Submitted to: American Journal of Botany
Publication Type: Peer Reviewed Journal
Publication Acceptance Date: December 1, 2004
Publication Date: August 22, 2005
Citation: Woods, K., Hilu, K.W., Borsch, T., Wiersema, J.H. 2005. Pattern of variation and systematics of Nymphaea odorata: II. Sequence information from ITS and trnL-trnF. Systematic Botany 30:481-493.
Interpretive Summary: Waterlilies are among the most beautiful aquatic plants cultivated by horticulturalists. They also exist in the wild throughout North America. Although studied for decades, there is still disagreement about whether there is one or two subspecies of the common waterlily in North America. With the use of molecular tools, it is possible to determine relationships among these plants. Sequence data from two regions of the genome of waterlilies were used to evaluate the two subspecies that are recognized within this waterlily. These data suggest that some gene flow or hybridization occurs between the two subspecies especially in places where the two subspecies grow together. In general, however, the two subspecies should still be recognized because they are genetically distinct in most places where they exist in nature. This research will be used by botanists to accurately describe and name the common waterlilies in North America.
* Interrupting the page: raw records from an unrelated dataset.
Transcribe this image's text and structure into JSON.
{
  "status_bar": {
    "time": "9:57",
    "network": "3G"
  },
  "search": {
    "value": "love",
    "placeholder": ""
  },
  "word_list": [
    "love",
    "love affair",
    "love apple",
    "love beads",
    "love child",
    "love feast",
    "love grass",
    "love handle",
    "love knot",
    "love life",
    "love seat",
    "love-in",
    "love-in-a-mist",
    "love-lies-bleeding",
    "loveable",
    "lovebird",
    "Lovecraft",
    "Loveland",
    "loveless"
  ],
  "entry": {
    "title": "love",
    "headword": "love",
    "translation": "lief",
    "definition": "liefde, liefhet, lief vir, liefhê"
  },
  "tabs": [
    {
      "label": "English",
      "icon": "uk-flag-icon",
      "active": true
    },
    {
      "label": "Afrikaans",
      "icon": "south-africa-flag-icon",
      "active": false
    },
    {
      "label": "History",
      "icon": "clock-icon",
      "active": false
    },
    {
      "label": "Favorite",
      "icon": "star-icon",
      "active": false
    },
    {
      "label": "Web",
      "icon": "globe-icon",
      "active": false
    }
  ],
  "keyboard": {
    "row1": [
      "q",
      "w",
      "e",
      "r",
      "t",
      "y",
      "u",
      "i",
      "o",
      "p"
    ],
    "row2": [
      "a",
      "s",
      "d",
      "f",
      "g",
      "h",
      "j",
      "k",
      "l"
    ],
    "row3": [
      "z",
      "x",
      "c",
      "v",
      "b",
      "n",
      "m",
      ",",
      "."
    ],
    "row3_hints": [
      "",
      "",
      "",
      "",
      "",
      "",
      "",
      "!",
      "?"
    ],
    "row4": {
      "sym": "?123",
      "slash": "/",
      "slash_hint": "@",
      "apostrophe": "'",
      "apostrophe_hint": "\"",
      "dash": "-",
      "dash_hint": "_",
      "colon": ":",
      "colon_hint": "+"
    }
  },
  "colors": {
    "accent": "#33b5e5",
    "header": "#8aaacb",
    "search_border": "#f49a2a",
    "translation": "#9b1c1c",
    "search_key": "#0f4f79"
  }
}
Sequence data from the nuclear internal transcribed spacer (ITS) and the plastid trnL-trnF regions were used to assess relationships among populations of Nymphaea odorata across its North American range, and to evaluate if subsp. odorata and subsp. tuberosa form distinct taxonomic units. The trnT-F region provided a single informative site. In contrast, the ITS region was more variable, supporting the monophyly of the two species. Within N. odorata, two clades were resolved representing the two subspecies, whereas a few individuals appeared outside these two clades. Polymorphic sites were detected in ITS, indicating possible hybridization between the subspecies. The geographic location of these hybrids suggests a possible hybrid zone. Overall, molecular evidence supports the segregation of subsp. odorata and subsp. tuberosa, with limited gene flow between the subspecies.